With Brazil hosting the FIFA World Cup this summer and the Olympic Games in 2016, all eyes are on Latin America. But what vision of these countries will we be given? Will our airwaves be full of cultural stereotypes about Latin Americans and inaccurate interpretations of the region’s position in the world? In From Frontiers to Football, Matthew Brown provides a much-needed historical analysis to rebut misconceptions about Latin America’s past while giving readers the tools with which to understand the region’s complex present.
           
Telling the story of Latin America’s engagement with global empires from 1800 to today, From Frontiers to Football is as much a narrative of repeated cycles, continued dependency, and thwarted dreams as it is a tale of imperial designs overthrown, colonial armies defeated, and other successes that have inspired colonized peoples across the globe. Brown restores a cultural history to the continent, giving as much attention to pop singer Shakira and retired footballer Pelé as he does to coffee producers, copper miners, government policies, and covert imperialism. Latin America, Brown shows, is no longer a frontier or periphery, but rather is at the forefront of innovation and a global center for social, cultural, and economic activities. Clear and readable, From Frontiers to Football presents a compelling introduction to the history of Latin America’s interactions with the world over the last two centuries.

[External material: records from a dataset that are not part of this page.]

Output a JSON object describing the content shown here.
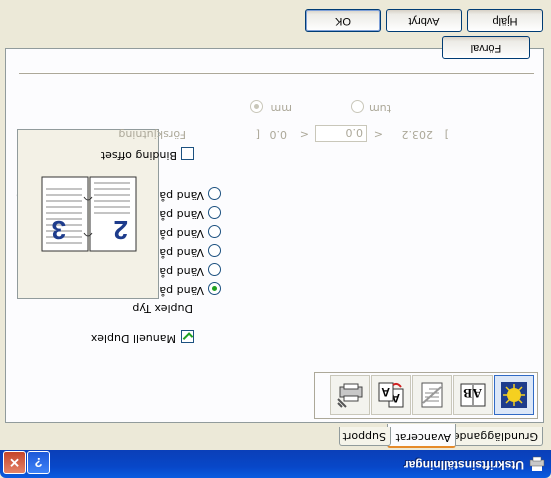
{
  "window": {
    "title": "Utskriftsinställningar",
    "help_glyph": "?",
    "close_glyph": "✕"
  },
  "tabs": [
    {
      "label": "Grundläggande"
    },
    {
      "label": "Avancerat",
      "active": true
    },
    {
      "label": "Support"
    }
  ],
  "icons": [
    {
      "name": "watermark-icon",
      "selected": true
    },
    {
      "name": "ab-scaling-icon"
    },
    {
      "name": "copy-icon"
    },
    {
      "name": "duplex-icon"
    },
    {
      "name": "device-options-icon"
    }
  ],
  "duplex": {
    "manual_duplex_label": "Manuell Duplex",
    "manual_duplex_checked": true,
    "type_label": "Duplex Typ",
    "options": [
      {
        "label": "Vänd på vänster kant",
        "selected": true
      },
      {
        "label": "Vänd på höger kant",
        "selected": false
      },
      {
        "label": "Vänd på övre kant",
        "selected": false
      },
      {
        "label": "Vänd på nedre kant",
        "selected": false
      },
      {
        "label": "Vänd på övre kant (Tom baksida)",
        "selected": false
      },
      {
        "label": "Vänd på nedre kant (Tom baksida)",
        "selected": false
      }
    ],
    "preview_numbers": [
      "2",
      "3"
    ],
    "binding_offset_label": "Binding offset",
    "binding_offset_checked": false,
    "forskjutning_label": "Förskjutning",
    "range_open": "[",
    "range_min": "0.0",
    "range_lt": "<",
    "value": "0.0",
    "range_lt2": "<",
    "range_max": "203.2",
    "range_close": "]",
    "unit_options": [
      {
        "label": "mm",
        "selected": true
      },
      {
        "label": "tum",
        "selected": false
      }
    ]
  },
  "buttons": {
    "default_label": "Förval",
    "ok_label": "OK",
    "cancel_label": "Avbryt",
    "help_label": "Hjälp"
  }
}
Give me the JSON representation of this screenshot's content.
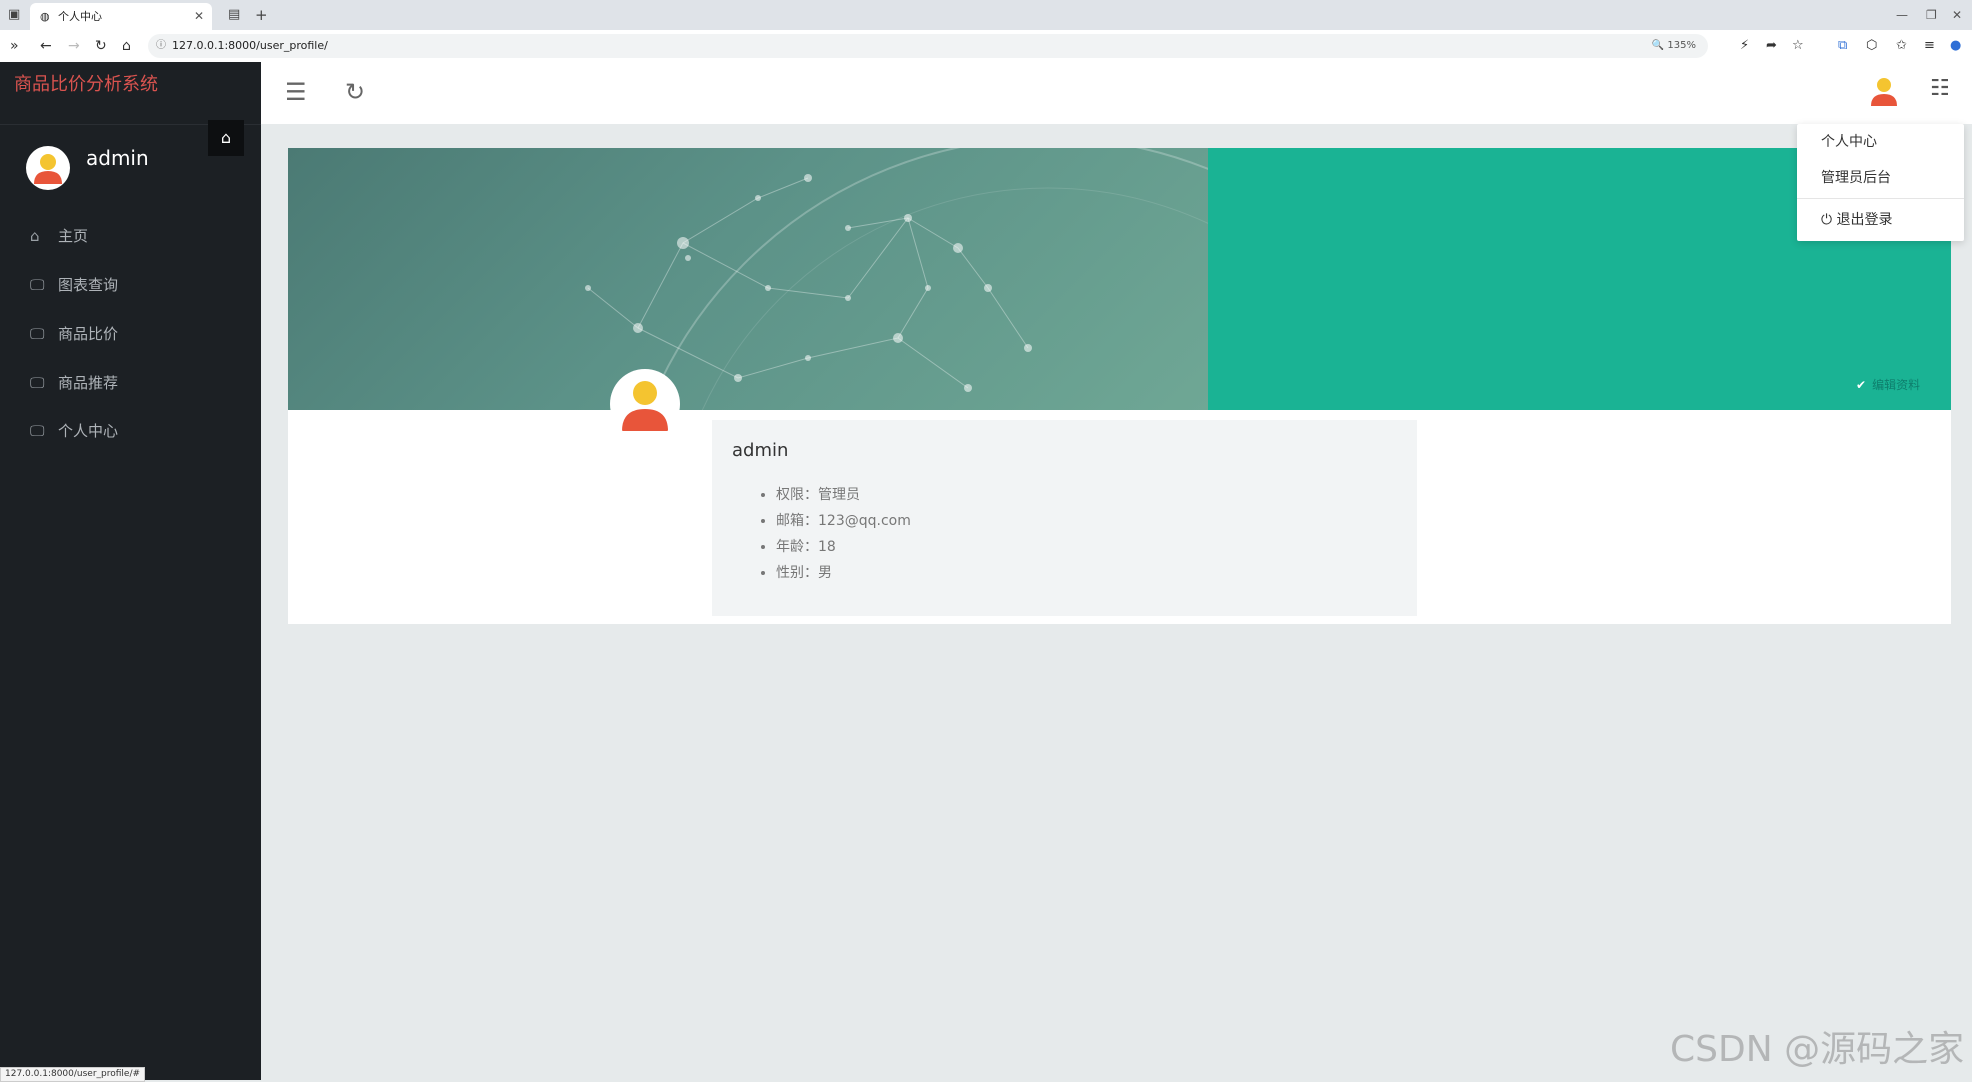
{
  "browser": {
    "tab_title": "个人中心",
    "url": "127.0.0.1:8000/user_profile/",
    "zoom": "135%",
    "status_url": "127.0.0.1:8000/user_profile/#"
  },
  "sidebar": {
    "brand": "商品比价分析系统",
    "username": "admin",
    "items": [
      {
        "label": "主页",
        "icon": "home-icon"
      },
      {
        "label": "图表查询",
        "icon": "monitor-icon"
      },
      {
        "label": "商品比价",
        "icon": "monitor-icon"
      },
      {
        "label": "商品推荐",
        "icon": "monitor-icon"
      },
      {
        "label": "个人中心",
        "icon": "monitor-icon"
      }
    ]
  },
  "dropdown": {
    "items": [
      "个人中心",
      "管理员后台"
    ],
    "logout": "退出登录"
  },
  "profile": {
    "edit_label": "编辑资料",
    "name": "admin",
    "fields": [
      "权限：管理员",
      "邮箱：123@qq.com",
      "年龄：18",
      "性别：男"
    ]
  },
  "watermark": "CSDN @源码之家",
  "colors": {
    "sidebar_bg": "#1c2024",
    "brand": "#d9534f",
    "banner_accent": "#1ab394",
    "avatar_body": "#e8553a",
    "avatar_head": "#f4c430"
  }
}
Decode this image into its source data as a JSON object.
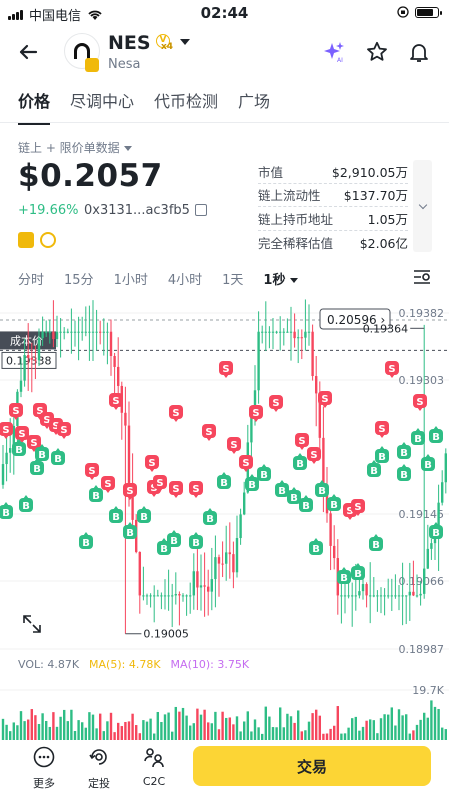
{
  "status": {
    "carrier": "中国电信",
    "time": "02:44"
  },
  "header": {
    "symbol": "NES",
    "name": "Nesa",
    "badge_text": "V",
    "multiplier": "x4"
  },
  "tabs": [
    "价格",
    "尽调中心",
    "代币检测",
    "广场"
  ],
  "price_panel": {
    "data_source": "链上 + 限价单数据",
    "price": "$0.2057",
    "change": "+19.66%",
    "contract": "0x3131...ac3fb5"
  },
  "stats": [
    {
      "label": "市值",
      "value": "$2,910.05万"
    },
    {
      "label": "链上流动性",
      "value": "$137.70万"
    },
    {
      "label": "链上持币地址",
      "value": "1.05万"
    },
    {
      "label": "完全稀释估值",
      "value": "$2.06亿"
    }
  ],
  "intervals": [
    "分时",
    "15分",
    "1小时",
    "4小时",
    "1天",
    "1秒"
  ],
  "active_interval": "1秒",
  "chart_labels": {
    "cost_tag": "成本价",
    "cost_value": "0.19338",
    "current_tag": "0.20596",
    "high_label": "0.19364",
    "low_label": "0.19005",
    "y_ticks": [
      "0.19382",
      "0.19303",
      "0.19145",
      "0.19066",
      "0.18987"
    ],
    "vol_max": "19.7K",
    "marker_sell": "S",
    "marker_buy": "B"
  },
  "volume_legend": {
    "vol": "VOL: 4.87K",
    "ma5": "MA(5): 4.78K",
    "ma10": "MA(10): 3.75K"
  },
  "chart_data": {
    "type": "candlestick",
    "y_ticks": [
      0.19382,
      0.19303,
      0.19145,
      0.19066,
      0.18987
    ],
    "current_price": 0.20596,
    "cost_price": 0.19338,
    "high": 0.19364,
    "low": 0.19005,
    "volume_max": "19.7K",
    "volume": "4.87K",
    "ma5": "4.78K",
    "ma10": "3.75K"
  },
  "bottom_bar": {
    "more": "更多",
    "dca": "定投",
    "c2c": "C2C",
    "trade": "交易"
  },
  "colors": {
    "up": "#2ebd85",
    "down": "#f6465d",
    "accent": "#fcd535"
  }
}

“Historians have paid less attention than they should to Latin America’s place in global history. In this sparkling and marvelously readable book, Brown draws on novels, film, music, and sport, as well as political and economic history, to show how intense Latin Americans’ engagement with the rest of the world has really been, from Simón Bolívar and the independence struggles of the 1810s to the Cuban Missile Crisis and the global impact of Gloria Estefan, Diego Maradona and Gabriel García Márquez. A superb introduction to Latin America’s history, written for a global age.” — John Darwin, Oxford University
“Latin America’s huge influence on the world is well recognised but rarely understood, so this book is an overdue exercise in accessible myth busting. In the year that the World Cup comes back to the region for the first time in almost 30 years, Brown skillfully joins the dots between the region’s culture and those of the rest of the world. Reasoned, opinionated, and moreish.” — Andy Brassell, European football writer and broadcaster
“Everything you wanted to know about Latin America. . . . Matthew Brown has managed to compact 200 years of history of a vast and diverse region into just over 200 pages. He has condensed recent academic scholarship on history and politics and combined it with what you really want to know about culture, society, and sport, particularly how and why football became so influential. This is a very readable and knowledgeable introduction that will help all readers join the dots and gain a deep understanding of how Latin America came to be how it is and what makes it tick today. A must-read for anyone interested in the region.”  — Natalia Sobrevilla Perea, University of Kent
Matthew Brown is a reader in Latin American studies at the University of Bristol, UK, and the author of The Struggle for Power in Post-Independence Columbia and Venezuela.